右のうち、被告に対する分割弁済については、格別の契約書を作成したわけではなかったが、平成四年二月に、原告が被告に対し、資力がなく到底一括弁済することが不可能であるため右程度の分割払によることを手紙(乙四の1、2)で申し入れたことから、被告において暫定的にこれを了承する旨の返信(乙五)をしたことによるものであった。
その後、原告は給料の大半を訴外会社の前記負債に充ててきたが、その元本がほとんど減らないため、任意整理または自己破産の申立てをしようと思い、平成八年一一月、原告代理人の事務所に赴いた。その結果、本件保証債務及び他の保証債務の主債務が時効消滅していることが分かったが、以後支払いを完全に断ち切ることは右債権者らに対して申し訳ないとの気持ちから、原告代理人を通じて右債権者らと交渉に当たった。
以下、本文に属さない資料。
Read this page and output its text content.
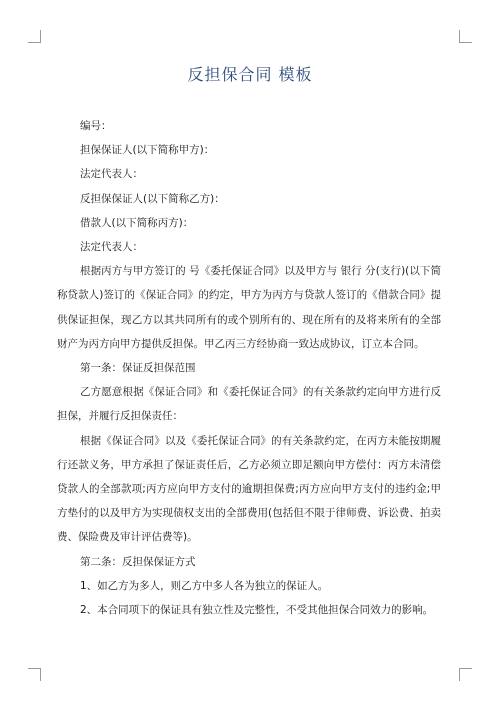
反担保合同 模板
编号：
担保保证人(以下简称甲方)：
法定代表人：
反担保保证人(以下简称乙方)：
借款人(以下简称丙方)：
法定代表人：
根据丙方与甲方签订的 号《委托保证合同》以及甲方与 银行 分(支行)(以下简称贷款人)签订的《保证合同》的约定，甲方为丙方与贷款人签订的《借款合同》提供保证担保，现乙方以其共同所有的或个别所有的、现在所有的及将来所有的全部财产为丙方向甲方提供反担保。甲乙丙三方经协商一致达成协议，订立本合同。
第一条：保证反担保范围
乙方愿意根据《保证合同》和《委托保证合同》的有关条款约定向甲方进行反担保，并履行反担保责任：
根据《保证合同》以及《委托保证合同》的有关条款约定，在丙方未能按期履行还款义务，甲方承担了保证责任后，乙方必须立即足额向甲方偿付：丙方未清偿贷款人的全部款项;丙方应向甲方支付的逾期担保费;丙方应向甲方支付的违约金;甲方垫付的以及甲方为实现债权支出的全部费用(包括但不限于律师费、诉讼费、拍卖费、保险费及审计评估费等)。
第二条：反担保保证方式
1、如乙方为多人，则乙方中多人各为独立的保证人。
2、本合同项下的保证具有独立性及完整性，不受其他担保合同效力的影响。
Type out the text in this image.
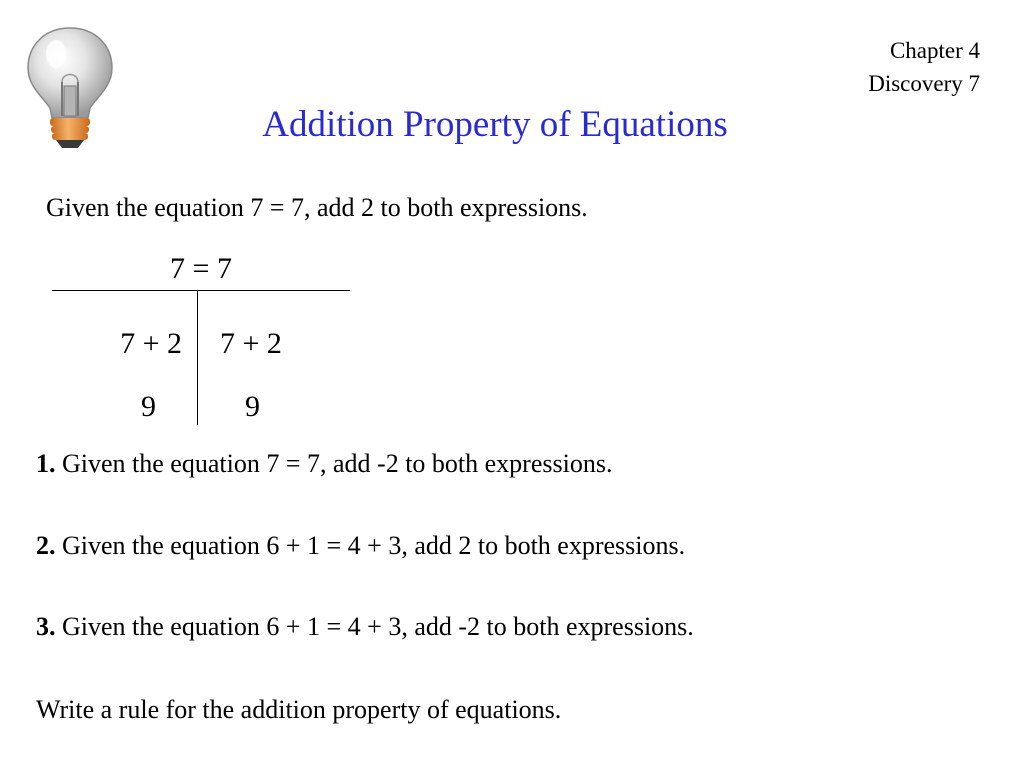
Chapter 4
Discovery 7
Addition Property of Equations
Given the equation 7 = 7, add 2 to both expressions.
7 = 7
7 + 2 7 + 2
9	9
1. Given the equation 7 = 7, add -2 to both expressions.
2. Given the equation 6 + 1 = 4 + 3, add 2 to both expressions.
3. Given the equation 6 + 1 = 4 + 3, add -2 to both expressions.
Write a rule for the addition property of equations.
その結果、浜銀及び小島については、原告の連帯保証債務が消滅していることを確認した上で、浜銀に対して三三三万二三四二円を、小島に対して一六六万七五五三円を解決金として支払い、円満解決した。しかし、被告は、消滅時効を援用した上で解決金を支払う旨の原告の申入れに応ぜず、あくまでも残元本二四六万〇一二六円全額の支払を要求したので、円満解決が困難となり、本件訴訟に至ったものである。
2 以上の認定事実及び前掲各証拠に基づき判断する。
本件保証債務の主債務の消滅時効が平成八年一〇月八日の経過によって完成していることは当事者間に争いがないところ、被告主張の分割弁済契約なるものは、右認定のとおり、原告に資力がなかったため、暫定的に本件保証債務の履行を猶予していたにとどまり、これを超えて、原告において、主債務の消滅時効が完成しても本件保証債務については履行するという確定的な意思を表明したものであることまでを認めるに足りる証拠は全くない。したがって、保証債務の付従性からして、訴外会社が主債務の時効援用により債務を免れ得る以上、原告において主債務の時効を援用して保証債務の消滅を主張することが信義則によって妨げられることはないというべきであり、本件において、原告の右援用が信義則に反すると認めるに足りる事情は全く認められないというほかない。
3 右のとおりであるから、被告の抗弁は採用できない。
三 よって、本訴請求は理由があるから、主文のとおり判決する。